Tari Saman Sebagai Media Komunikasi dan Seni Islam (Bag. 4)

oleh

Oleh : Salman Yoga S*

Dalam sejarah dan khasanah budaya, kesenian bukan saja menjadi media dalam pengekspresian diri dan kehalusan jiwa. Ia telah berperan sebagai suatu yang mempunyai nilai lebih dari sekedar sebuah kesenian yang memiliki pesan moral luhur.

Ada proses dan muatan nilai yang juga ikut diusungnya. Kesenian menjadi sesuatu yang dapat menyampaikan, melarang, menganjurkan, membantah, merekam bahkan mengkritisi suatu realitas sosial masyarakat yang dianggap tidak ideal dalam konteks budaya lokal dan agama.

Kesenian Gayo sebagaimana halnya dengan seni yang lain, adalah hasil produksi yang banyak melibatkan aspek.
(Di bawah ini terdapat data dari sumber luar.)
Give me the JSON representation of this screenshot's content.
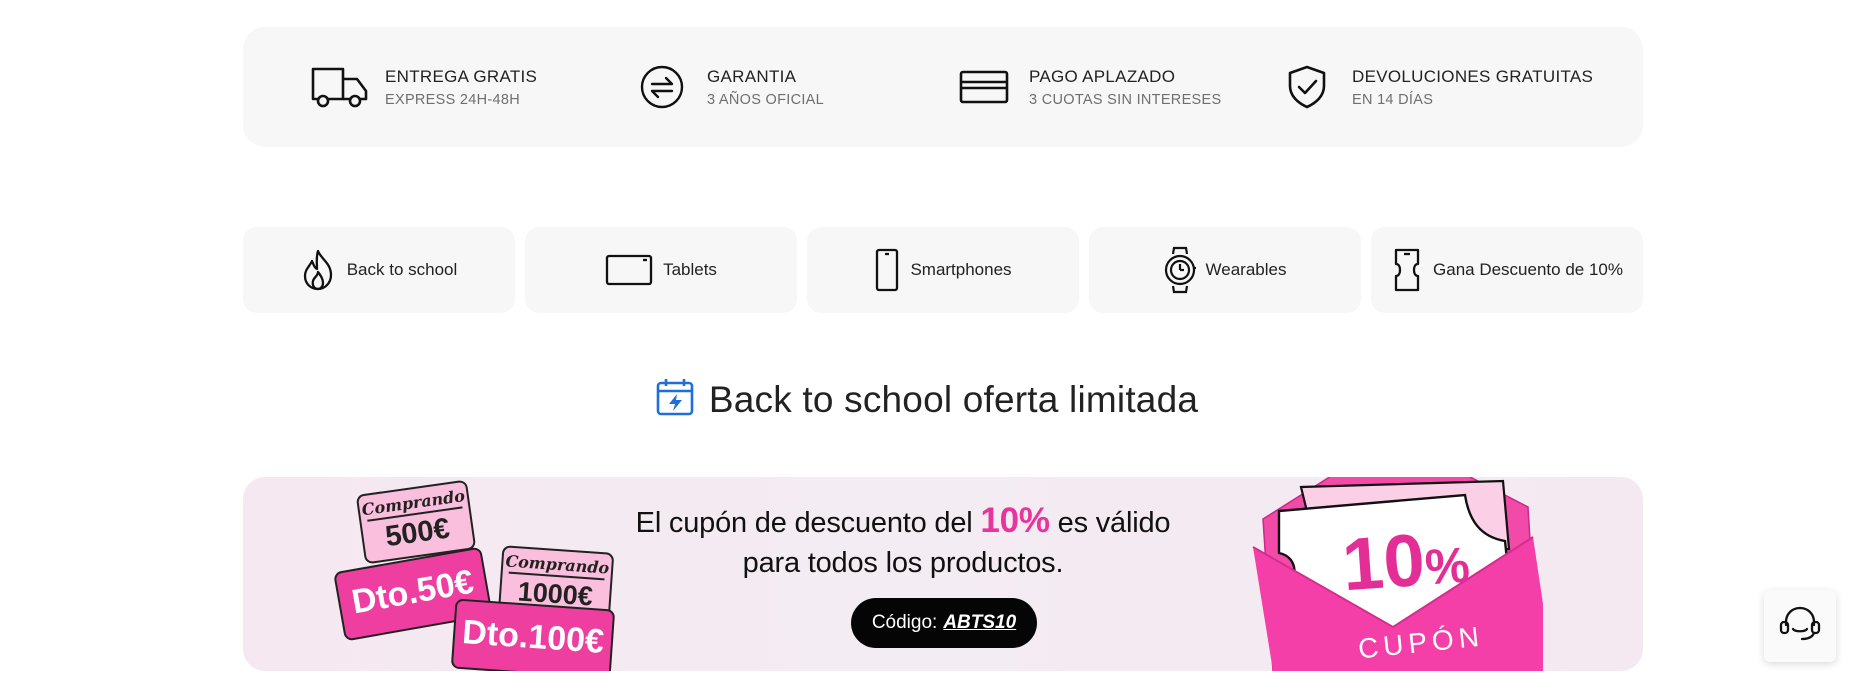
{
  "benefits": [
    {
      "icon": "truck-icon",
      "title": "ENTREGA GRATIS",
      "subtitle": "EXPRESS 24H-48H"
    },
    {
      "icon": "exchange-icon",
      "title": "GARANTIA",
      "subtitle": "3 AÑOS OFICIAL"
    },
    {
      "icon": "credit-card-icon",
      "title": "PAGO APLAZADO",
      "subtitle": "3 CUOTAS SIN INTERESES"
    },
    {
      "icon": "shield-check-icon",
      "title": "DEVOLUCIONES GRATUITAS",
      "subtitle": "EN 14 DÍAS"
    }
  ],
  "categories": [
    {
      "icon": "flame-icon",
      "label": "Back to school"
    },
    {
      "icon": "tablet-icon",
      "label": "Tablets"
    },
    {
      "icon": "smartphone-icon",
      "label": "Smartphones"
    },
    {
      "icon": "watch-icon",
      "label": "Wearables"
    },
    {
      "icon": "ticket-phone-icon",
      "label": "Gana Descuento de 10%"
    }
  ],
  "section": {
    "icon": "calendar-flash-icon",
    "title": "Back to school oferta limitada"
  },
  "banner": {
    "msg_before": "El cupón de descuento del ",
    "msg_highlight": "10%",
    "msg_after": " es válido",
    "msg_line2": "para todos los productos.",
    "code_label": "Código:",
    "code_value": "ABTS10",
    "coupons": [
      {
        "buy_label": "Comprando",
        "buy_amount": "500€",
        "discount": "Dto.50€"
      },
      {
        "buy_label": "Comprando",
        "buy_amount": "1000€",
        "discount": "Dto.100€"
      }
    ],
    "envelope_percent": "10",
    "envelope_percent_sign": "%",
    "envelope_word": "CUPÓN"
  },
  "support": {
    "icon": "headset-icon"
  },
  "colors": {
    "accent_pink": "#e7359c",
    "icon_blue": "#1e6fd9",
    "panel_bg": "#f7f7f7"
  }
}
Disamping fungsi tekstual, juga mempunyai kekuatan dan pengaruh tersendiri terhadap budaya.

Karena seni dan bahasa dalam pengertian kemahiran merumuskan konsep, merangkai kata dan kalimat secara teratur dan indah, ia juga mengandung pesan agama dan budaya.
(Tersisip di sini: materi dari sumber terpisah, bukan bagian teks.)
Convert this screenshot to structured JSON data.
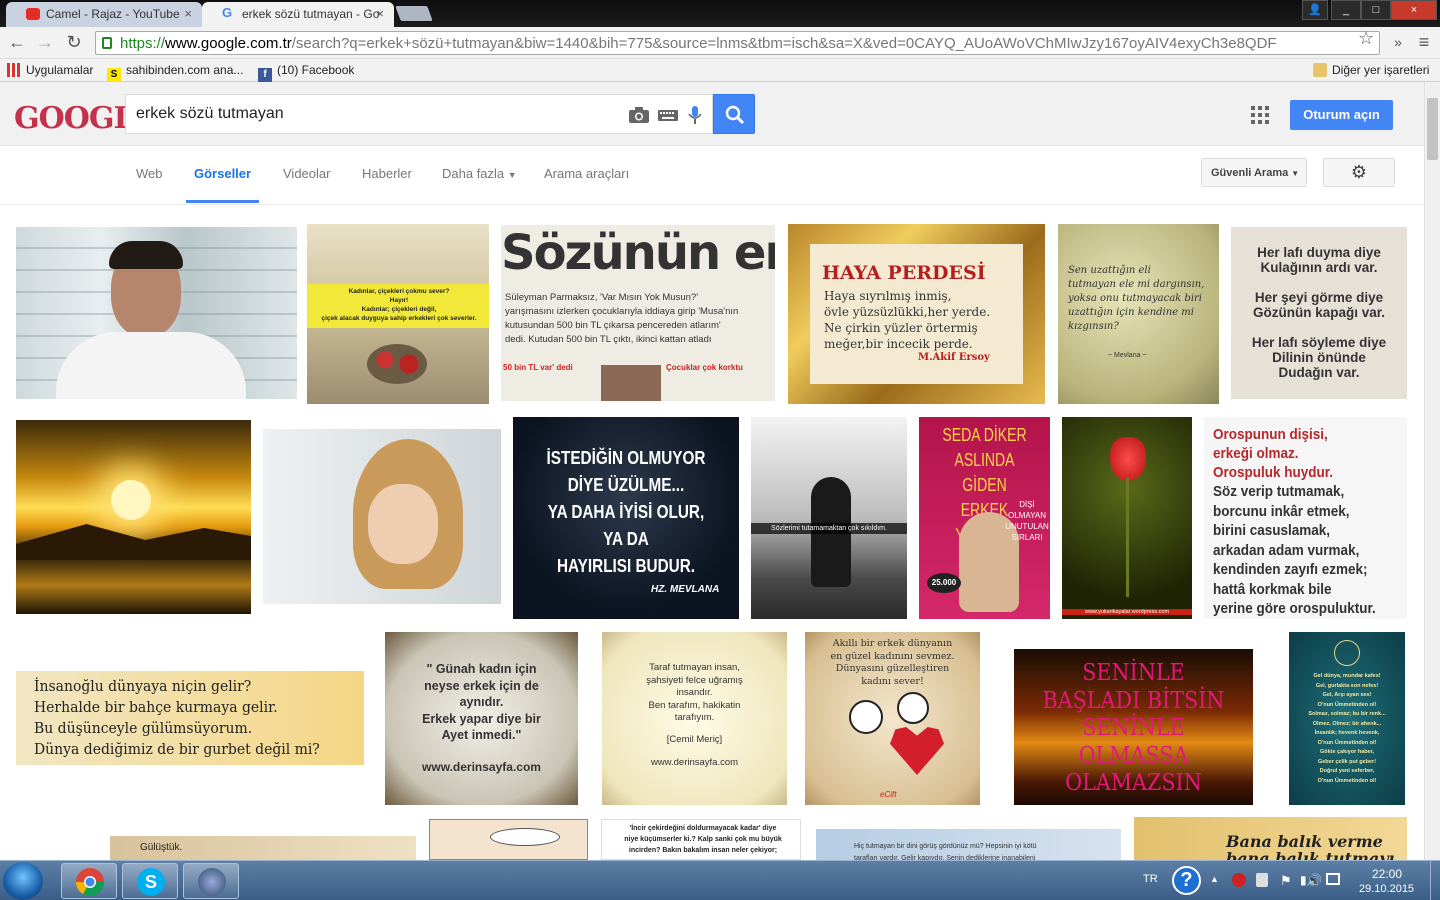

Kesenian tradisional dalam kaitan ini bukan saja sekedar estisasi kata dan ungkapan, tetapi suatu hasil cipta rasa dan refleksi budaya yang mengandung pesan dan nilai humanis yang bersumber dari kontemplasi terhadap realitas ril dan imaji yang mewakili persoalan serta motif-motif di luar maupun di dalam budaya.26

Muatan pesan agama seperti nilai takwa, iman, kebenaran, indah, halus, riang, kreatif, harmoni, melankolis, tertib, harga diri, waspada, inovatif, disiplin kompetitif, dinamis dan lain sebagainya.

Kesenian Didong, Saér pada masyakat Gayo di Kabupaten Aceh Tengah dan Kabupaten Bener Meriah bertolak dari nilai harga diri kelompok, yang harus ditunjang daya kreativitas tinggi, dengan sifat kompetitif yang lekat, dalam melahirkan keindahan yang berkualitas, dengan nuansa rasa dan pikir yang amat menonjol.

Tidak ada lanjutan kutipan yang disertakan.